Not to forget, Oracle is under pressure to finish building a data center in Abilene, Texas — roughly the size of 17 football fields — for OpenAI. Right now, the facility is incomplete and sitting empty. If delays continue, OpenAI could walk away from the deal, potentially costing Oracle billions.
AWS is Following Suit Too
Much like Google, AWS is building its own chips too. At AWS re:Invent in Las Vegas, the cloud giant announced several new chips, including Trainium2, Graviton4, and Inferentia.
Last year, AWS invested $4 billion in Anthropic, becoming its primary cloud provider and training partner. The company also introduced Trn2 UltraServers and its next-generation Trainium3 AI training chip.
AWS is now working with Anthropic on Project Rainier — a large AI compute cluster powered by thousands of Trainium2 chips. This setup will help Anthropic develop its models and optimise its flagship product, Claude, to run efficiently on Trainium2 hardware.
Ironwood isn’t the only player in the inference space.
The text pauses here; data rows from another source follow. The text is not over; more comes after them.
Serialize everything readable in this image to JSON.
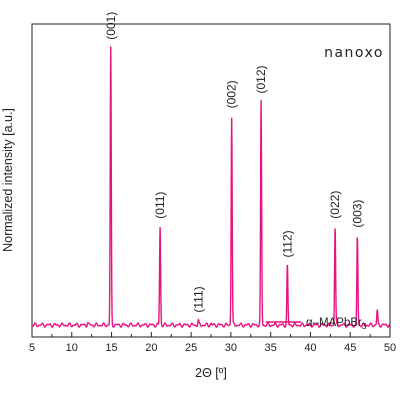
{
  "brand": "nanoxo",
  "chart_data": {
    "type": "line",
    "xlabel": "2Θ [º]",
    "ylabel": "Normalized intensity [a.u.]",
    "xlim": [
      5,
      50
    ],
    "ylim": [
      0,
      1.05
    ],
    "x_ticks": [
      5,
      10,
      15,
      20,
      25,
      30,
      35,
      40,
      45,
      50
    ],
    "y_ticks": [],
    "grid": false,
    "legend": {
      "placement": "bottom-right",
      "label_main": "α–MAPbBr",
      "label_sub": "3"
    },
    "series": [
      {
        "color": "#e8127f",
        "baseline": 0.04,
        "peaks": [
          {
            "x": 12.0,
            "y": 0.048
          },
          {
            "x": 14.9,
            "y": 0.97
          },
          {
            "x": 21.1,
            "y": 0.37
          },
          {
            "x": 25.9,
            "y": 0.055
          },
          {
            "x": 27.5,
            "y": 0.045
          },
          {
            "x": 30.1,
            "y": 0.74
          },
          {
            "x": 33.8,
            "y": 0.79
          },
          {
            "x": 37.1,
            "y": 0.24
          },
          {
            "x": 43.1,
            "y": 0.37
          },
          {
            "x": 45.9,
            "y": 0.34
          },
          {
            "x": 48.4,
            "y": 0.09
          }
        ]
      }
    ],
    "annotations": [
      {
        "text": "(001)",
        "x": 14.9
      },
      {
        "text": "(011)",
        "x": 21.1
      },
      {
        "text": "(111)",
        "x": 25.9
      },
      {
        "text": "(002)",
        "x": 30.1
      },
      {
        "text": "(012)",
        "x": 33.8
      },
      {
        "text": "(112)",
        "x": 37.1
      },
      {
        "text": "(022)",
        "x": 43.1
      },
      {
        "text": "(003)",
        "x": 45.9
      }
    ]
  }
}
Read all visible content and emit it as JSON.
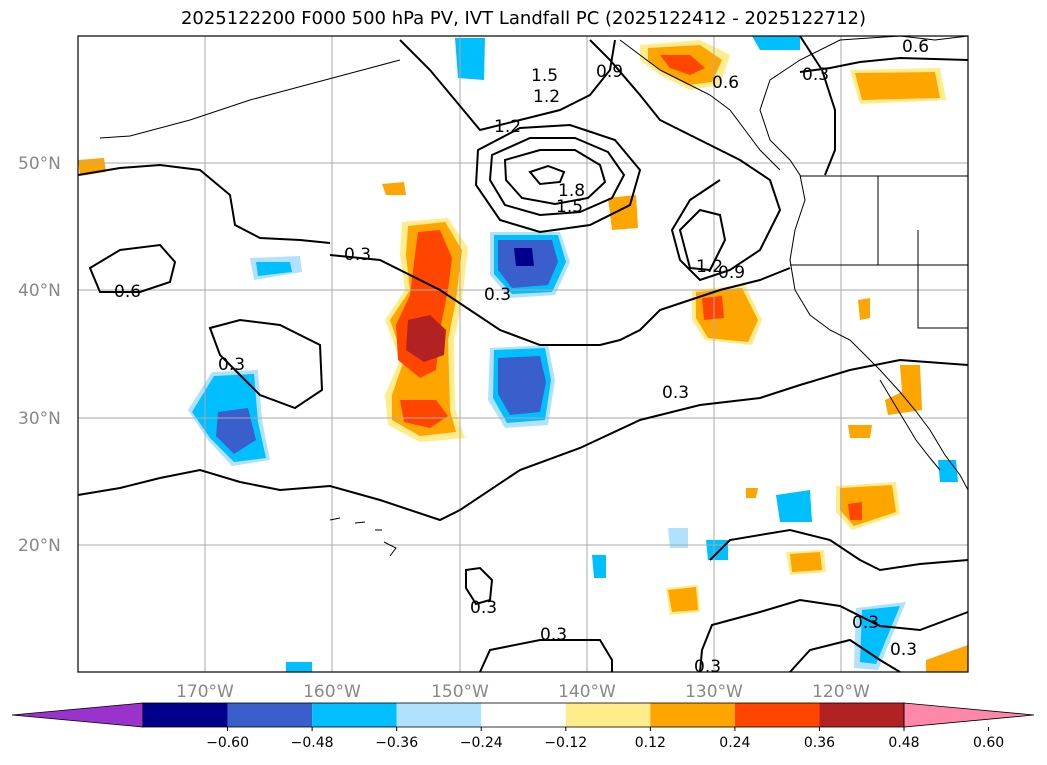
{
  "title": "2025122200 F000 500 hPa PV, IVT Landfall PC (2025122412 - 2025122712)",
  "lat_labels": [
    "50°N",
    "40°N",
    "30°N",
    "20°N"
  ],
  "lon_labels": [
    "170°W",
    "160°W",
    "150°W",
    "140°W",
    "130°W",
    "120°W"
  ],
  "colorbar": {
    "ticks": [
      "−0.60",
      "−0.48",
      "−0.36",
      "−0.24",
      "−0.12",
      "0.12",
      "0.24",
      "0.36",
      "0.48",
      "0.60"
    ],
    "colors": [
      "#9933cc",
      "#00008b",
      "#3a5fcd",
      "#00bfff",
      "#b0e2ff",
      "#ffffff",
      "#ffec8b",
      "#ffa500",
      "#ff4500",
      "#b22222",
      "#ff88aa"
    ]
  },
  "contour_labels": [
    "1.5",
    "0.9",
    "0.6",
    "0.3",
    "1.2",
    "1.2",
    "1.8",
    "1.5",
    "0.3",
    "0.6",
    "1.2",
    "0.9",
    "0.3",
    "0.3",
    "0.3",
    "0.3",
    "0.3",
    "0.3",
    "0.3",
    "0.3",
    "0.6"
  ],
  "colors": {
    "gridline": "#aaaaaa",
    "coastline": "#000000",
    "contour": "#000000"
  }
}
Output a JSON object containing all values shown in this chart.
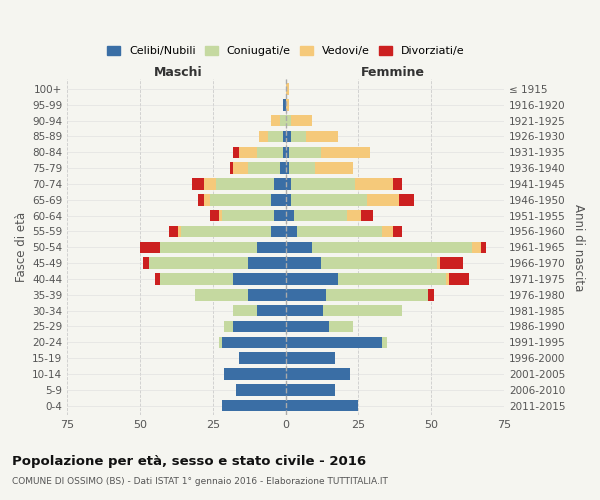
{
  "age_groups": [
    "0-4",
    "5-9",
    "10-14",
    "15-19",
    "20-24",
    "25-29",
    "30-34",
    "35-39",
    "40-44",
    "45-49",
    "50-54",
    "55-59",
    "60-64",
    "65-69",
    "70-74",
    "75-79",
    "80-84",
    "85-89",
    "90-94",
    "95-99",
    "100+"
  ],
  "birth_years": [
    "2011-2015",
    "2006-2010",
    "2001-2005",
    "1996-2000",
    "1991-1995",
    "1986-1990",
    "1981-1985",
    "1976-1980",
    "1971-1975",
    "1966-1970",
    "1961-1965",
    "1956-1960",
    "1951-1955",
    "1946-1950",
    "1941-1945",
    "1936-1940",
    "1931-1935",
    "1926-1930",
    "1921-1925",
    "1916-1920",
    "≤ 1915"
  ],
  "maschi": {
    "celibe": [
      22,
      17,
      21,
      16,
      22,
      18,
      10,
      13,
      18,
      13,
      10,
      5,
      4,
      5,
      4,
      2,
      1,
      1,
      0,
      1,
      0
    ],
    "coniugato": [
      0,
      0,
      0,
      0,
      1,
      3,
      8,
      18,
      25,
      34,
      33,
      31,
      18,
      21,
      20,
      11,
      9,
      5,
      2,
      0,
      0
    ],
    "vedovo": [
      0,
      0,
      0,
      0,
      0,
      0,
      0,
      0,
      0,
      0,
      0,
      1,
      1,
      2,
      4,
      5,
      6,
      3,
      3,
      0,
      0
    ],
    "divorziato": [
      0,
      0,
      0,
      0,
      0,
      0,
      0,
      0,
      2,
      2,
      7,
      3,
      3,
      2,
      4,
      1,
      2,
      0,
      0,
      0,
      0
    ]
  },
  "femmine": {
    "nubile": [
      25,
      17,
      22,
      17,
      33,
      15,
      13,
      14,
      18,
      12,
      9,
      4,
      3,
      2,
      2,
      1,
      1,
      2,
      0,
      0,
      0
    ],
    "coniugata": [
      0,
      0,
      0,
      0,
      2,
      8,
      27,
      35,
      37,
      40,
      55,
      29,
      18,
      26,
      22,
      9,
      11,
      5,
      2,
      0,
      0
    ],
    "vedova": [
      0,
      0,
      0,
      0,
      0,
      0,
      0,
      0,
      1,
      1,
      3,
      4,
      5,
      11,
      13,
      13,
      17,
      11,
      7,
      1,
      1
    ],
    "divorziata": [
      0,
      0,
      0,
      0,
      0,
      0,
      0,
      2,
      7,
      8,
      2,
      3,
      4,
      5,
      3,
      0,
      0,
      0,
      0,
      0,
      0
    ]
  },
  "colors": {
    "celibe": "#3a6ea5",
    "coniugato": "#c5d9a0",
    "vedovo": "#f5c97a",
    "divorziato": "#cc2020"
  },
  "xlim": 75,
  "title": "Popolazione per età, sesso e stato civile - 2016",
  "subtitle": "COMUNE DI OSSIMO (BS) - Dati ISTAT 1° gennaio 2016 - Elaborazione TUTTITALIA.IT",
  "ylabel_left": "Fasce di età",
  "ylabel_right": "Anni di nascita",
  "xlabel_left": "Maschi",
  "xlabel_right": "Femmine",
  "bg_color": "#f5f5f0",
  "legend_labels": [
    "Celibi/Nubili",
    "Coniugati/e",
    "Vedovi/e",
    "Divorziati/e"
  ]
}
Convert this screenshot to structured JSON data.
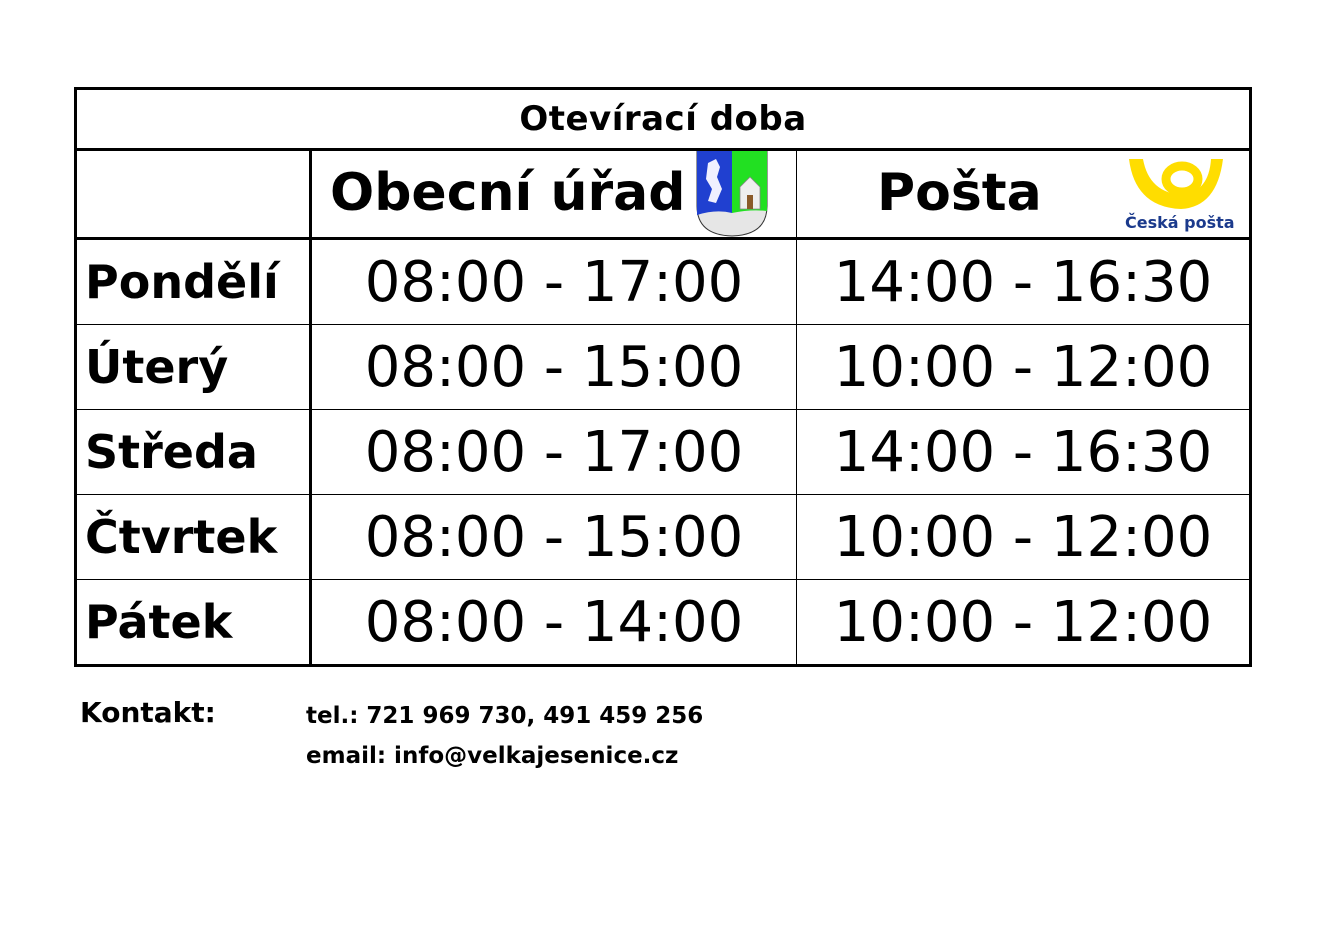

A number of companies are now competing for NVIDIA’s chip market share, including AI chip startups like Groq, Cerebras Systems, and SambaNova Systems.
At the same time, OpenAI is progressing in its plan to develop custom AI chips to reduce its reliance on NVIDIA. According to a report, the company is preparing to finalise the design of its first in-house chip in the coming months and intends to send it for fabrication at TSMC.